The tree was immense: the kind he now knew was called a Baobab; perhaps twenty feet in circumference, and set in the centre of the broad meadow, with its shadow, a great pool of darkness, lying beneath it. Then he saw that the shadow was tenanted.

Some three hundred warriors, their arms glittering, stood in a crescent beneath it, and in the centre, upon a carpet, sat a single black figure of Oriental obesity encased – thick arms, rounded shoulders, immense thighs – in some twenty yards of flowered Florentine silk of the kind exported by the Medici in Bruges at five to six ducats a yard. On the King’s head was a crown of white ostrich feathers, and his ears, arms, neck and ankles were hooped and studded and bangled with gold. Behind him stood a group of chieftains in coloured gowns of a less expensive style, and to one side, manacled to a stake, lay a leopard.

Nicholas said, ‘My lord,’ and stepped forward.
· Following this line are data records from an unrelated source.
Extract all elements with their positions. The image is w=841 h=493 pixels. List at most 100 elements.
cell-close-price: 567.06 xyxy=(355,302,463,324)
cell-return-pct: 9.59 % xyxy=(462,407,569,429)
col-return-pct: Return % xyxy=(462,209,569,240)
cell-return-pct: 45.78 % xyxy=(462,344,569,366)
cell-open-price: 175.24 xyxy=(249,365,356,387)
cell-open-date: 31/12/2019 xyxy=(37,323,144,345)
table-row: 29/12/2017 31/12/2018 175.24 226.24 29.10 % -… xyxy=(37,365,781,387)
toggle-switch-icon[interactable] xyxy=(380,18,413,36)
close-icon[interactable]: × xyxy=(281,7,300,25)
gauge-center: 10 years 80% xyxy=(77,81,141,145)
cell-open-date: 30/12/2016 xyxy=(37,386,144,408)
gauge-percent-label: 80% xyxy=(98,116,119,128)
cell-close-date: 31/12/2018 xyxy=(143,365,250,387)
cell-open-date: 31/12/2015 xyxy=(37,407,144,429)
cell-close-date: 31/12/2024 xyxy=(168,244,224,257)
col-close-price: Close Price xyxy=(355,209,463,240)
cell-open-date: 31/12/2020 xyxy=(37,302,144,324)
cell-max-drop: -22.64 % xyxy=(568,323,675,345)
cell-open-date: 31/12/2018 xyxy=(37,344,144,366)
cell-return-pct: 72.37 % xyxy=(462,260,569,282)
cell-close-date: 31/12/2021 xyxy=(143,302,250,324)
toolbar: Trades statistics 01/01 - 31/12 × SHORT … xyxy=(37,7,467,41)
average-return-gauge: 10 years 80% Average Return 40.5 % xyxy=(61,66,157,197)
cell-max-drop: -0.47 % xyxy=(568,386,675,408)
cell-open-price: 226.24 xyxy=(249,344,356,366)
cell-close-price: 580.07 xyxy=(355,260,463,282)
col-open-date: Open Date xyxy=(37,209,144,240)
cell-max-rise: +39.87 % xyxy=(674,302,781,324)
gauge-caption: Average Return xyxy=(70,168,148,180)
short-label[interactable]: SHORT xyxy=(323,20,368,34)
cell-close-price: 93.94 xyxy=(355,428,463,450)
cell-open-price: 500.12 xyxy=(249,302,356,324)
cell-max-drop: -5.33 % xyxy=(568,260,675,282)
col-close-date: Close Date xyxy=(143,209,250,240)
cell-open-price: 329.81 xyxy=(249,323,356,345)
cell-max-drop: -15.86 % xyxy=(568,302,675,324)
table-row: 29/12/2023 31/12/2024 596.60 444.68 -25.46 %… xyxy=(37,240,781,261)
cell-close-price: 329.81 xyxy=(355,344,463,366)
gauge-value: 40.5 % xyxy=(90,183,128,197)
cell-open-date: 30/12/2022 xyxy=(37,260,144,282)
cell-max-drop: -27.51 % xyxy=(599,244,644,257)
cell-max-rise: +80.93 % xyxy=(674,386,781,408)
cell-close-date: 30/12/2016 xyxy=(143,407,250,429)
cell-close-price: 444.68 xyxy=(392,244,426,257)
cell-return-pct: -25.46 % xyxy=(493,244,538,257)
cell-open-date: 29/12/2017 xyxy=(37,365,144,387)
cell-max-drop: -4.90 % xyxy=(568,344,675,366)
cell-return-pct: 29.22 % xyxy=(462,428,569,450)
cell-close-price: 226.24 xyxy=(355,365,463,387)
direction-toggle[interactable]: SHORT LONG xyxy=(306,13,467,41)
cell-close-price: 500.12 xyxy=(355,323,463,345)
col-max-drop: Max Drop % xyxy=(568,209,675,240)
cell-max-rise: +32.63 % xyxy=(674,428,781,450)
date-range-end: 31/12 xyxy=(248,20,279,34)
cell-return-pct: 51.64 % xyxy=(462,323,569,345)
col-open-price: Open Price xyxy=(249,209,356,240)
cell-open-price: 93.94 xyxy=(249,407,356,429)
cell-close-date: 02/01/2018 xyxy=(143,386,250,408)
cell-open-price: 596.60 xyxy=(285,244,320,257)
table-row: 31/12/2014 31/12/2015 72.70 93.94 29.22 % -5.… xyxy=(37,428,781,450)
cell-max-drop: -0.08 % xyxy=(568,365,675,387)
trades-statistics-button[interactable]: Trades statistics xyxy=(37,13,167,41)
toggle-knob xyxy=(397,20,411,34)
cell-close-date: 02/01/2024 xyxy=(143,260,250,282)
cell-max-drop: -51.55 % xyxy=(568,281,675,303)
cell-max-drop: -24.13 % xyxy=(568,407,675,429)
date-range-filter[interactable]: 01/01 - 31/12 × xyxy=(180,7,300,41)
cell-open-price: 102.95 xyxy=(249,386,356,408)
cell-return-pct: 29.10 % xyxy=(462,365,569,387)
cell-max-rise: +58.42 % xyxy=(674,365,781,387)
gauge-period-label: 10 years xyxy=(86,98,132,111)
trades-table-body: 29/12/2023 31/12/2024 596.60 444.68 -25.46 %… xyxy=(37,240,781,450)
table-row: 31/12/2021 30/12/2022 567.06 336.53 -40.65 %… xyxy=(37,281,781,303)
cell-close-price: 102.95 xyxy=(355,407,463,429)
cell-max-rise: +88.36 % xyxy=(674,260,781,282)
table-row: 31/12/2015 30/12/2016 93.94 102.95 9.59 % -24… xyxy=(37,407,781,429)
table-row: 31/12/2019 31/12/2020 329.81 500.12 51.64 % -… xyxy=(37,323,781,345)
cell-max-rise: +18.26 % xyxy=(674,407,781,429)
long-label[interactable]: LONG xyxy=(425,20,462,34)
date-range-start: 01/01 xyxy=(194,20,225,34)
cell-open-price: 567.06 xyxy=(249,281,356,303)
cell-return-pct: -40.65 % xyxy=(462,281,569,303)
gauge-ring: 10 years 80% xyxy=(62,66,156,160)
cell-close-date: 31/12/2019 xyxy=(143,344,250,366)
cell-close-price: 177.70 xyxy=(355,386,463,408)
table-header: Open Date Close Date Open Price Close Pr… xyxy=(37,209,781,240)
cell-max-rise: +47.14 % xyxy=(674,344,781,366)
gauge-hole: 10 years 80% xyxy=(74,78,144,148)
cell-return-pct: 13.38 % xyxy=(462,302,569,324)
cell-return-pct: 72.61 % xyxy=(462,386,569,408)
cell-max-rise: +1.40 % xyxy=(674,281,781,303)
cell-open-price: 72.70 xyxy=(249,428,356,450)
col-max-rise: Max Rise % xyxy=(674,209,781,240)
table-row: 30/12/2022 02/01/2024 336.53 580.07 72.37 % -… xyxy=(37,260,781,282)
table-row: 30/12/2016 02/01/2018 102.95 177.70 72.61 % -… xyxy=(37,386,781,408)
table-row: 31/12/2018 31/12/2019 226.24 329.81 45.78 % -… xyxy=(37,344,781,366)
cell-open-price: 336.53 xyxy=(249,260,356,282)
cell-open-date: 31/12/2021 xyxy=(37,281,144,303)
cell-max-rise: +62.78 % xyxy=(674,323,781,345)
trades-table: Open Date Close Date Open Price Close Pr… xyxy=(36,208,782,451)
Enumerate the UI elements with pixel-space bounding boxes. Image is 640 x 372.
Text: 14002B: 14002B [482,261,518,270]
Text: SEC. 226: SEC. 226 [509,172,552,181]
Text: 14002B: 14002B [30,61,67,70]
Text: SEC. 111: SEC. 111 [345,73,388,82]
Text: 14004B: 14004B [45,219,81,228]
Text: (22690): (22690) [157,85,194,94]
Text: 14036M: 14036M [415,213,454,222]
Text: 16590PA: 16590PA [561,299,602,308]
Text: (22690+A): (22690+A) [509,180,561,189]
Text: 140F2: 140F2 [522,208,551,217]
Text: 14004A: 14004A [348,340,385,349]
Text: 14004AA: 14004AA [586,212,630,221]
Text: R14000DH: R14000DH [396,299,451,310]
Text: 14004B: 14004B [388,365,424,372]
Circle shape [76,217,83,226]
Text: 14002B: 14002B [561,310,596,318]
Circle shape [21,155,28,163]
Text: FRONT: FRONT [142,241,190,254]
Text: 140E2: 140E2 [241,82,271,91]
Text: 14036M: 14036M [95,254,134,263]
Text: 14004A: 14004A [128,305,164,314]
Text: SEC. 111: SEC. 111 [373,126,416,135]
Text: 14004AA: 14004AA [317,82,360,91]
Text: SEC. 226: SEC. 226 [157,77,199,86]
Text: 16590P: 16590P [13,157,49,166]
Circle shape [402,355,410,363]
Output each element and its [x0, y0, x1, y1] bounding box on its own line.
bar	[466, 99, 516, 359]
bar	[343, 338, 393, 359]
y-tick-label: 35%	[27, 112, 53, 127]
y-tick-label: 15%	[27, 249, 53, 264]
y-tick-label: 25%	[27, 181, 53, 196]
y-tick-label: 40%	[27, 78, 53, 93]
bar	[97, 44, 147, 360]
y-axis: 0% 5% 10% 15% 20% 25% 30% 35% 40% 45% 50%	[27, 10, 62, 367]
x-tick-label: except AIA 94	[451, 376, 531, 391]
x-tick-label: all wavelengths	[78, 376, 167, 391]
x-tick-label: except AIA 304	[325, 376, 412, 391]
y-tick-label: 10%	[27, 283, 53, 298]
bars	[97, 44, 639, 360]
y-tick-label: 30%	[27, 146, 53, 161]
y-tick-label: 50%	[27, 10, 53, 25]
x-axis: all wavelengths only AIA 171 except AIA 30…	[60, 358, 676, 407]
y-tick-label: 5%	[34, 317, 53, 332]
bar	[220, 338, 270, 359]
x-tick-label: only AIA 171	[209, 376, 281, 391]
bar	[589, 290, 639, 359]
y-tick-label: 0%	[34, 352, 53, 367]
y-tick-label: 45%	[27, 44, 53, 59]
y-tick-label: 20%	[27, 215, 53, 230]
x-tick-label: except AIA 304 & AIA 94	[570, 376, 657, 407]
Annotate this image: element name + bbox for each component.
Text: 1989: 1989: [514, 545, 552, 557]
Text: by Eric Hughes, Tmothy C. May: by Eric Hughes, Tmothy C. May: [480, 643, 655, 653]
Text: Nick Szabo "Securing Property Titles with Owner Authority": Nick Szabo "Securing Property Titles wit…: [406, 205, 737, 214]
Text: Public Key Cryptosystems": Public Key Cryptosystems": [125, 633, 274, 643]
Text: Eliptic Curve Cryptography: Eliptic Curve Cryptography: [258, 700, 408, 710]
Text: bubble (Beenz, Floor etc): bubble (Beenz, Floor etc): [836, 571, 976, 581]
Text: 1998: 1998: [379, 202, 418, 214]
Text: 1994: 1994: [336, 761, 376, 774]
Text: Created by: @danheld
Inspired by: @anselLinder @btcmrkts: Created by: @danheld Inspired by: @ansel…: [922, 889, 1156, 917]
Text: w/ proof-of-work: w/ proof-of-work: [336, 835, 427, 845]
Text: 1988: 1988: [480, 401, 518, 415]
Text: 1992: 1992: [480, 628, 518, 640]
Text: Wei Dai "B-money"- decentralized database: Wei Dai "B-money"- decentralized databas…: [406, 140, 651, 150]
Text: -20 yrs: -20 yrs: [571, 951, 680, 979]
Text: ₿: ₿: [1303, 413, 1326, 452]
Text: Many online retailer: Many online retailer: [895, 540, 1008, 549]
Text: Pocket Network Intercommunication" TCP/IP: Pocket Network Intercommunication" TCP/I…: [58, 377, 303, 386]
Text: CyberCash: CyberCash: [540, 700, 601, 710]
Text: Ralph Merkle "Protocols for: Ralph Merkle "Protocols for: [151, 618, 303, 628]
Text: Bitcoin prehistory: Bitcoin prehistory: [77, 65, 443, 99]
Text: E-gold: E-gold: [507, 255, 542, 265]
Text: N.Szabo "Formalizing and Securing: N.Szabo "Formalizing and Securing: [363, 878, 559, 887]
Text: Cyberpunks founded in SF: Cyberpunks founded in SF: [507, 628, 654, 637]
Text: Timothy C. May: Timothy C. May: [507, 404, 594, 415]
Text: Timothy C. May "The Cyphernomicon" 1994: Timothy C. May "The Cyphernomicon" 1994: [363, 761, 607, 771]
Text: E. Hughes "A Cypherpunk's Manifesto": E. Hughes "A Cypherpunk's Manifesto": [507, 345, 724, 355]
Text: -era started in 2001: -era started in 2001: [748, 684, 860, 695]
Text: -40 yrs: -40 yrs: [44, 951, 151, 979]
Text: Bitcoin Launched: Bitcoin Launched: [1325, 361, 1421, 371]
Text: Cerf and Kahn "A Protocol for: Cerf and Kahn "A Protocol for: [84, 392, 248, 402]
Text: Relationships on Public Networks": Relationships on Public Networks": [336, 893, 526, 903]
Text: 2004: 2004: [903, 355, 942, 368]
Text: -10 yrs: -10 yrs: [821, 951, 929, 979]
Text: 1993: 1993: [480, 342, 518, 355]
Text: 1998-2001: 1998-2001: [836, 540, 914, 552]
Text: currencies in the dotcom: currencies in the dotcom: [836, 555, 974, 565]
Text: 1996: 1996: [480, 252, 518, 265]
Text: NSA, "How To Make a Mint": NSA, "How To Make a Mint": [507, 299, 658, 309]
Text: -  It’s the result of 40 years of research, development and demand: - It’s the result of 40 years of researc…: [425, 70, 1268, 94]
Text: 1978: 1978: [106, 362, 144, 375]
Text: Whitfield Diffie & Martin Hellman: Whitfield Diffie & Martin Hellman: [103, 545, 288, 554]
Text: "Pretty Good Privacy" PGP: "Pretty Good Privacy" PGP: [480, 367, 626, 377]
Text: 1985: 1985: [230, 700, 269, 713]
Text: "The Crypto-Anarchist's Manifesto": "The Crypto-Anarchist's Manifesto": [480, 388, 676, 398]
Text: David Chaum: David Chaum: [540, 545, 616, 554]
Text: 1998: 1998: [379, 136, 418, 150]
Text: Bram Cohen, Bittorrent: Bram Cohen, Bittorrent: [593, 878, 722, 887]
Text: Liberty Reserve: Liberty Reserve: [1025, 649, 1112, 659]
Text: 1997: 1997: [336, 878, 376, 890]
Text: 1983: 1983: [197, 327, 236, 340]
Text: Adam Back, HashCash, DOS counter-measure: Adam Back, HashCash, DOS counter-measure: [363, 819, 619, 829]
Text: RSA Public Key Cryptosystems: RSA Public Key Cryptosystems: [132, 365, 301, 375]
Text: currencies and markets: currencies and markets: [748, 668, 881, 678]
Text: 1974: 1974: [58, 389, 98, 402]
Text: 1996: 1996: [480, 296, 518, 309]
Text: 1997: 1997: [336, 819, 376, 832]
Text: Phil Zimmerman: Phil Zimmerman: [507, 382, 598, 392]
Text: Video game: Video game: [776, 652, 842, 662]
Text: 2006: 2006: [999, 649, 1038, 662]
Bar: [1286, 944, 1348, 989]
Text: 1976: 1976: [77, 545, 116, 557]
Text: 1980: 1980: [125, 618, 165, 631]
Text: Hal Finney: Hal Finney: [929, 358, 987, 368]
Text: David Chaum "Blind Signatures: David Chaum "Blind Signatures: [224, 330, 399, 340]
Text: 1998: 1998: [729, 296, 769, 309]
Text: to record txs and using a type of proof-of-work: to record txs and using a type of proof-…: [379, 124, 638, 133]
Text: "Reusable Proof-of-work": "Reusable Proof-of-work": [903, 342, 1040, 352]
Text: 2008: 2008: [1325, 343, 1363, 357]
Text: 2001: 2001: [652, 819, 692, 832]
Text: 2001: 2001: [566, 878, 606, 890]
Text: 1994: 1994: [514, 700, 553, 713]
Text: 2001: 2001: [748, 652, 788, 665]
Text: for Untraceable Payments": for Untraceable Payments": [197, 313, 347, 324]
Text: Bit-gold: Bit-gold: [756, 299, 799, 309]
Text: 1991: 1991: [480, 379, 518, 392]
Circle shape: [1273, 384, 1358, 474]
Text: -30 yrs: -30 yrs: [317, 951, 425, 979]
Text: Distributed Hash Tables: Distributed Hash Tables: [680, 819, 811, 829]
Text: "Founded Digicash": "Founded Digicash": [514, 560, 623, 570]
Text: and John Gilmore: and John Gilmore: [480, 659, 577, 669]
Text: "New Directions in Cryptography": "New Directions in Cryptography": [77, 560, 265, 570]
He bowed, without kneeling. Loppe, behind him, repeated the phrase, and a greeting in Mandingua. The King, ignoring Loppe and the two black men at his back, gazed in silence first at Nicholas, and then at Godscalc and Diniz; and then set himself to scrutinise the six seamen, beginning with Jorge da Silves, who bowed also. The King’s eyes returned to Nicholas. He spoke.

The words sounded angry: made more so by the jet of saliva that shot from a vacant socket between the King’s purple lips. His eyes, compressed by fat, seemed to glare, and as he spoke he scrabbled within the fringe of grey beard at his jaw as if his fingers were stinging or palsied. Loppe, listening, turned back to Nicholas.

‘My lord King says he thinks the white men must believe him rich, that they appear begging at his door so frequently. He says he has nothing to sell, but will offer them a gourd of wine, since he is a great lord. First, he wishes to ask if it is true that they travel with a sorcerer.’

‘I am no sorcerer,’ said Father Godscalc in anger, striding forward. From under the tree, light as wind, there came a muted rustle, and assagais and arrow-tips twinkled. Nicholas looked at Loppe. Father Godscalc thumped his box on the ground, unlatched its sides, and standing to his full monolithic height repeated, ‘I am no sorcerer. I am a man of God, from the same Church as the abbot of Soto de Cassa who came here two years ago to instruct you in the Christian faith, and who baptised you under its laws. Why do you use the name Gnumi Mansa when all the world knows you swore to worship none but God the Father, in token of which you bear the great name of the dead Infante Henry, whom you called brother?’